Medida começou a valer nesta terça-feira (1º) para candidatos às categorias A e B e já provoca aumento na procura por laboratórios
Quem iniciou o processo para obter a primeira Carteira Nacional de Habilitação (CNH) a partir desta terça-feira (1º) no Rio Grande do Sul precisa incluir uma nova etapa entre os procedimentos obrigatórios: o exame toxicológico. A exigência vale para candidatos às categorias A, destinada a motocicletas, e B, para carros.
Até então, o teste era exigido de forma obrigatória principalmente para condutores das categorias C, D e E, relacionadas a veículos como caminhões, ônibus e outros de maior porte. A ampliação da regra fez crescer a movimentação em estabelecimentos que realizam o procedimento no Estado.
Em Passo Fundo, um laboratório particular informou que recebeu cerca de 30% mais procura pelo exame nesta terça-feira. O estabelecimento disponibiliza o resultado em até dois dias e realiza a coleta sem necessidade de agendamento ou preparação antecipada.
Em Novo Hamburgo, a unidade da Feevale também percebeu aumento na demanda. Nesse caso, o atendimento precisa ser marcado previamente por telefone e o prazo para entrega do resultado pode chegar a cinco dias úteis.
A coleta é feita por meio de cabelo ou pelos e permite verificar o contato com determinadas substâncias em um período anterior ao procedimento. Entre os grupos de substâncias pesquisados estão anfetaminas, canabinoides e opiáceos.

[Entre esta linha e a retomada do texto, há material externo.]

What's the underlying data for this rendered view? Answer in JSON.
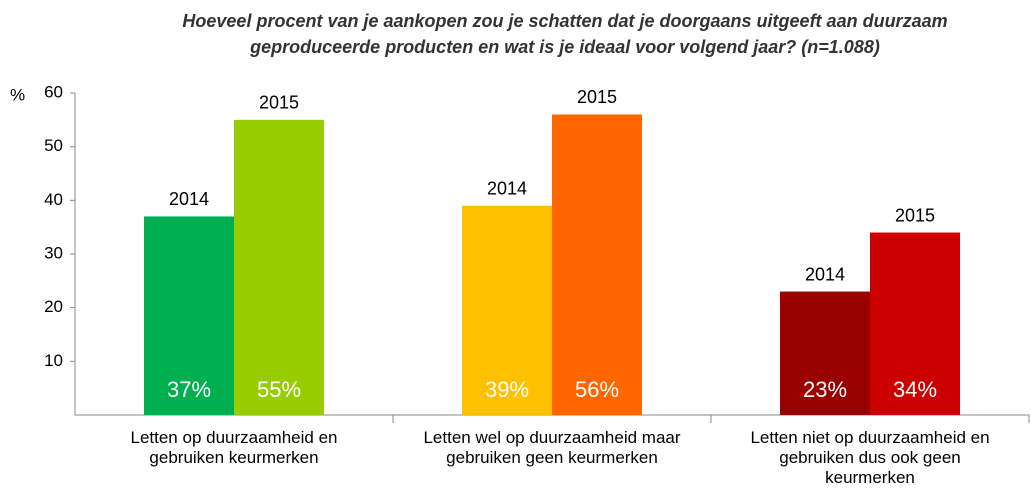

O período analisado pelo exame pode variar entre 90 e 180 dias, dependendo do material utilizado na coleta. Para realizar o procedimento, o candidato precisa procurar um laboratório habilitado pela Secretaria Nacional de Trânsito (Senatran).
Os valores não são tabelados nacionalmente e ficam a critério de cada estabelecimento. No Rio Grande do Sul, o preço médio informado é de aproximadamente R$ 130.
Regra não vale para processos já iniciados
A mudança não atinge quem já havia dado início ao processo de habilitação até segunda-feira (31). Nesses casos, as etapas seguem conforme as regras anteriores.
Para os novos processos, o resultado do exame passa a ser necessário para a emissão da Permissão para Dirigir. Conforme o Detran, o laboratório responsável deve inserir o resultado no sistema federal antes que o documento seja expedido.
Caso o resultado indique a presença das substâncias pesquisadas, o candidato não recebe a permissão naquele momento e precisa realizar outro exame posteriormente. A habilitação somente poderá avançar após o registro de um resultado negativo no sistema.